Casual Look

A statuesque blonde strolled by me in the parking lot today.  Maybe forty years old she had a lithe body attired in black tank top and lycra leggings, sweater casually knotted at her hips.  I envied her relaxed gait and perfect posture. Her confidence was magnetic.  She cared not at all how anyone looked at her and because of that people looked.

I went blonde once on the age old theory that it would be more fun.  My husband really liked it which brought a few perks. Overall though, I did not feel more elegant.  I was not instantly more attractive.  It was not an uplifting change. The mirror just reflected a platinum head of hair.  Far from feeling like a model,  I suddenly experienced the urge to snap chewing gum and take orders in a fifties diner.  I felt silly and artificial.  I felt uncomfortable.

I am not a beauty snob. I  wear makeup. I have no problem with any hair color or clothing style. We all try different things.  I have spent money, more than I will ever admit, and time on silly feminine foibles. My skin is pale and my siblings naturally have much lighter hair than I.  Going blonde should have been a great experience.  It just wasn’t.
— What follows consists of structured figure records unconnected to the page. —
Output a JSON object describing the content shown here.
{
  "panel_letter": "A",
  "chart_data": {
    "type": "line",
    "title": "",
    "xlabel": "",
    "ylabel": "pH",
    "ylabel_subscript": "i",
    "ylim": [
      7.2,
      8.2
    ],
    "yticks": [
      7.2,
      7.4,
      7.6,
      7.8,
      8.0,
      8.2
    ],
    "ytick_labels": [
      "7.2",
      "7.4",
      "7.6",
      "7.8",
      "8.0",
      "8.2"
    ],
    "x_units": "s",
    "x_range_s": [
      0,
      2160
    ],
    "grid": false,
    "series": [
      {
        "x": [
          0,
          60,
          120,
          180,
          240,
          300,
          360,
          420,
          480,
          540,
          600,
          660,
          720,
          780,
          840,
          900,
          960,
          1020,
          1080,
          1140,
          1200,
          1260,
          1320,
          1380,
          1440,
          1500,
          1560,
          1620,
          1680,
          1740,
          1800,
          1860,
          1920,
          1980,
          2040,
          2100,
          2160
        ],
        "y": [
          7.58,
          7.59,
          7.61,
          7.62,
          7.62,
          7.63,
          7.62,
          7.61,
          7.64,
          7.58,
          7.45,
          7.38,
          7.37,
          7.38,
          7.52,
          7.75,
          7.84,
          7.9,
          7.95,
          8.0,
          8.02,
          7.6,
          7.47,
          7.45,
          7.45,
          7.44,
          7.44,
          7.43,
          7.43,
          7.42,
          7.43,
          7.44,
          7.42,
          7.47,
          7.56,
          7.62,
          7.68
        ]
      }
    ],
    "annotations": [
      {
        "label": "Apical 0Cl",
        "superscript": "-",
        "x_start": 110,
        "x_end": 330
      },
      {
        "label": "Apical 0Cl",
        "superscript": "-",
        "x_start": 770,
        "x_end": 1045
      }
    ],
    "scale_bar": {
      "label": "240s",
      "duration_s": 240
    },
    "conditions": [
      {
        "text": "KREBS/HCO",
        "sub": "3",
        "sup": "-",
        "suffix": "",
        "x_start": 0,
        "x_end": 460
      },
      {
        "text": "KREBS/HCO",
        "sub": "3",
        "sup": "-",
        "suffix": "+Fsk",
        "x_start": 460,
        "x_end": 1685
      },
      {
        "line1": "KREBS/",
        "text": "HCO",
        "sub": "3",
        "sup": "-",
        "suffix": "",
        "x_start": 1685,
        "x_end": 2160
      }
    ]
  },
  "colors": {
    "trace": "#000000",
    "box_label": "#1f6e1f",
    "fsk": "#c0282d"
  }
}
This look didn’t fit.

I am a natural brunette.  I admit sometimes I add a little auburn now that grey has begun sneaking in.  Darker hair suits me, at least to my own eyes.  Because I like it I feel more confident.  I feel more myself.  I do not have perfect posture or an enviable figure.  But I do have my wit, and humor and compassion.  I am intelligent and purposeful.  I like myself.  Like the lady I passed today I too walk with a spring in my step.  I won’t be sporting the lycra look in public any time soon, but I am glad I got to share a smile with someone today who really wears that look well.  And she smiled back, at little old brunette me.